Mid-Week Reading: Shared Experiences and Health Social Networking

It’s that time again! The March Pain-Blog Carnival is now posted at How to Cope with Pain, featuring the month's best posts about living with chronic pain. New bloggers are always welcome to contribute.

Speaking of sharing insights and experience, I’m sure you’ve come across this New York Times Magazine article called “Practicing Patients.” It discusses PatientsLikeMe, a web community which “seeks to go a mile deeper than health-information sites like WebMD or online support groups like Daily Strength. The members of PatientsLikeMe don’t just share their experiences anecdotally; they quantify them, breaking down their symptoms and treatments into hard data. They note what hurts, where and for how long. They list their drugs and dosages and score how well they alleviate their symptoms. All this gets compiled over time, aggregated and crunched into tidy bar graphs and progress curves by the software behind the site. And it’s all open for comparison and analysis. By telling so much, the members of PatientsLikeMe are creating a rich database of disease treatment and patient experience.”
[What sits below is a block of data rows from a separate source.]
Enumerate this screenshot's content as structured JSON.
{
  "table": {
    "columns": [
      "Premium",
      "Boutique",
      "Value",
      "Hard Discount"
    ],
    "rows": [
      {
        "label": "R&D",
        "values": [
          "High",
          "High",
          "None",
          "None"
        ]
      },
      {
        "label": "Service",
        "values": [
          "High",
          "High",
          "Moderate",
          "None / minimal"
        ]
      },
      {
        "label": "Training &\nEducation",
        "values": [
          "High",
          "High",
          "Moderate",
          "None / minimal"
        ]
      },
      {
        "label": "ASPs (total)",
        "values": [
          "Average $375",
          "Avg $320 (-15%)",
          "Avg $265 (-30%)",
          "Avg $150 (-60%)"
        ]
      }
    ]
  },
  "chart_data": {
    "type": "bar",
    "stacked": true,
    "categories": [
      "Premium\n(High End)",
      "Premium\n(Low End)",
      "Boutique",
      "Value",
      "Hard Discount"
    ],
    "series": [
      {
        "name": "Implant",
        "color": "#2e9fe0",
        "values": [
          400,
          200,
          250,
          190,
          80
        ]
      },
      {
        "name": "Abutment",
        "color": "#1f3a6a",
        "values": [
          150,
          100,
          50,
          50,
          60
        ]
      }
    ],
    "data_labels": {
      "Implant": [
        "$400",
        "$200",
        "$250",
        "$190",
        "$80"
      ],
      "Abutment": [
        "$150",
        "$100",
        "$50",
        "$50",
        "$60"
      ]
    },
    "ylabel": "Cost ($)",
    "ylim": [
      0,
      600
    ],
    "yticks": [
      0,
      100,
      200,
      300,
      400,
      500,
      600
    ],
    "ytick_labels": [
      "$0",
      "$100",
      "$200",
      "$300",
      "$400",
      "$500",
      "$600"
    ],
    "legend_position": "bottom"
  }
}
For patients with diseases like Parkinson’s, MS and AIDS, real-time discussion and analysis of treatment methods, dosages, and relatives success can provide invaluable—and hard to find—information.

This has been a big week in the health social networking world—Healia.com, the health search engine I’ve written about before in conjunction with social networking, just announced the launch of Healia Communities. The site is “a free online health community that enables people to get personal support for their health decisions from peers and experienced health professionals … Healia Communities allows people to share their health knowledge, experiences and favorite resources; provide personal support and connect with people sharing the same health concerns; and get answers to their questions from health experts,” according to the press release.

More than 200 health communities exist right now, and a feature that distinguishes the site from other patient disease sites and groups that connect patients with each other is the additional access to health professionals who can also help answer questions.

What dedicated blog carnivals and online communities like the two mentioned above point to is the ever-increasing influence of technology over the patient experience, a vital exchange of experience and practice with the potential to do much to improve how we manage disease. Check them out and see if they are the right fit for your needs.